I just found this in my drafts on my Google Drive from August 2014. I probably meant it to be the bones of a piece with sentences and paragraphs and everything, but looks like I could never be bothered to actually write it. (I think the original question was on Q&A). Here it is in its unedited form.
Note the question used “gay people”, so I used the same in the response. I’d normally use “queer people”. See an earlier post for my thoughts on the term for marriage that includes queer people that I refer to here as “gay marriage”.
Why do so many gay people want to be assimilated into the heteronormative-archaic-patriarchal construct that is marriage?
- We don’t
- Rich vocal minority with means and funding to campaign loudly on this issue make it seem like more gay people see this as a major issue than actually do.

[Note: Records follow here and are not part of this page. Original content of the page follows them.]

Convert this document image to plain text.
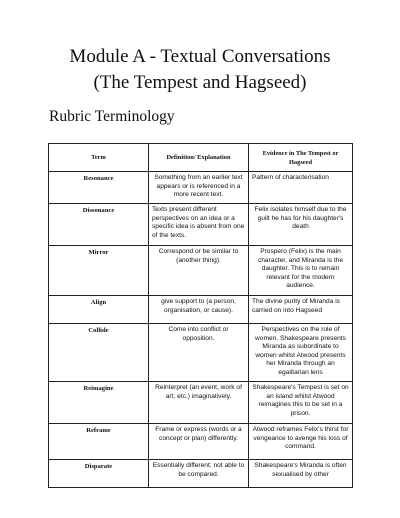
Module A - Textual Conversations
(The Tempest and Hagseed)
Rubric Terminology
Term	Definition/ Explanation	Evidence in The Tempest or Hagseed
Resonance	Something from an earlier text appears or is referenced in a more recent text.	Pattern of characterisation
Dissonance	Texts present different perspectives on an idea or a specific idea is absent from one of the texts.	Felix isolates himself due to the guilt he has for his daughter's death
Mirror	Correspond or be similar to (another thing).	Prospero (Felix) is the main character, and Miranda is the daughter. This is to remain relevant for the modern audience.
Align	give support to (a person, organisation, or cause).	The divine purity of Miranda is carried on into Hagseed
Collide	Come into conflict or opposition.	Perspectives on the role of women. Shakespeare presents Miranda as subordinate to women whilst Atwood presents her Miranda through an egalitarian lens
Reimagine	Reinterpret (an event, work of art, etc.) imaginatively.	Shakespeare's Tempest is set on an island whilst Atwood reimagines this to be set in a prison.
Reframe	Frame or express (words or a concept or plan) differently.	Atwood reframes Felix's thirst for vengeance to avenge his loss of command.
Disparate	Essentially different; not able to be compared.	Shakespeare's Miranda is often sexualised by other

- Well-meaning straight people with influence see this as an easy cause to get behind.
- Actual major issues affecting gay people are where the less-vocal majority of gay people actually want to see change:
- Homelessness, particularly for young gay people
- Employment
- Education
- Access to relevant health services – including sexual and mental health, and especially aged care.
- Societal, rather than legal change
- Protection of our culture/subcultures
- Not being called a poofter on national television or being told by boss to move to New Zealand
- Underground gay culture is still strong – most gay people really do reject heteronormativity.
- We do, but we shouldn’t
- Marriage is a form of social control – government regulating our relationships
- Gay marriage means more discrimination; not less
- Immigration (ref UK Home Office guidelines)
- Treatment of trans people
- Treatment of poly people
- Adoption rights
- Increased stigma to unmarried people – including unmarried couples (of all orientations), single parents
- Creation of a ‘gold standard’
- Gay marriage is an attempt to stifle our liberation – by regulating our relationships, our oppressors make us less free; not more free.
- Marriage is promoted as a right, but in reality it is a civic duty – our responsibility to ensure our relationships follow the approved format
- Gay marriage creates a public register of gay people that can be used against us by those who would harm us.
- The whole fucking system is bollocks
- We do, and we should
- The law shouldn’t discriminate
- BUT it still does, indirectly.
- BUT just because it doesn’t discriminate against us doesn’t mean it doesn’t discriminate against anyone.
- Family is universal – our desire to form family units that fit within our wider culture is not assimilation – it’s an expression of our relationships being a valid and important part of society
- Our relationships are normal, not subcultural, and society should recognise that
- We actually just want the legal rights afforded by marriage, and we reject the archaic patriarchal nature of traditional marriage
- We can’t completely eliminate societal discrimination if we don’t eliminate legal discrimination
- Gay marriage, while not perfect, is a definite step in the right direction.
- We shouldn’t ignore the inequality of discriminatory marriage laws just because there are also worse issues affecting gay people
- We like the idea of having a wedding and all the cultural tradition that comes with it
- It’s also just, at it’s most basic element, a certificate and official recognition that two (or more) people love each other.
- Some of us want to get married, and that should be reason enough
- The law shouldn’t discriminate
Versions of gay marriage I have knowledge of and oppose
-
- The UK version. Oh god so awful.
- Spousal veto in particular
- Really heavily gender-defining
- The (thankfully overturned) Canberra version (even fucking worse than the UK)
- Set us apart as different
- Completely excluded trans and genderless people
- The UK version. Oh god so awful.
- Versions of marriage including gay people I could support:
- Any marriage that didn’t exclude any consenting adult. At all. Under any circumstance.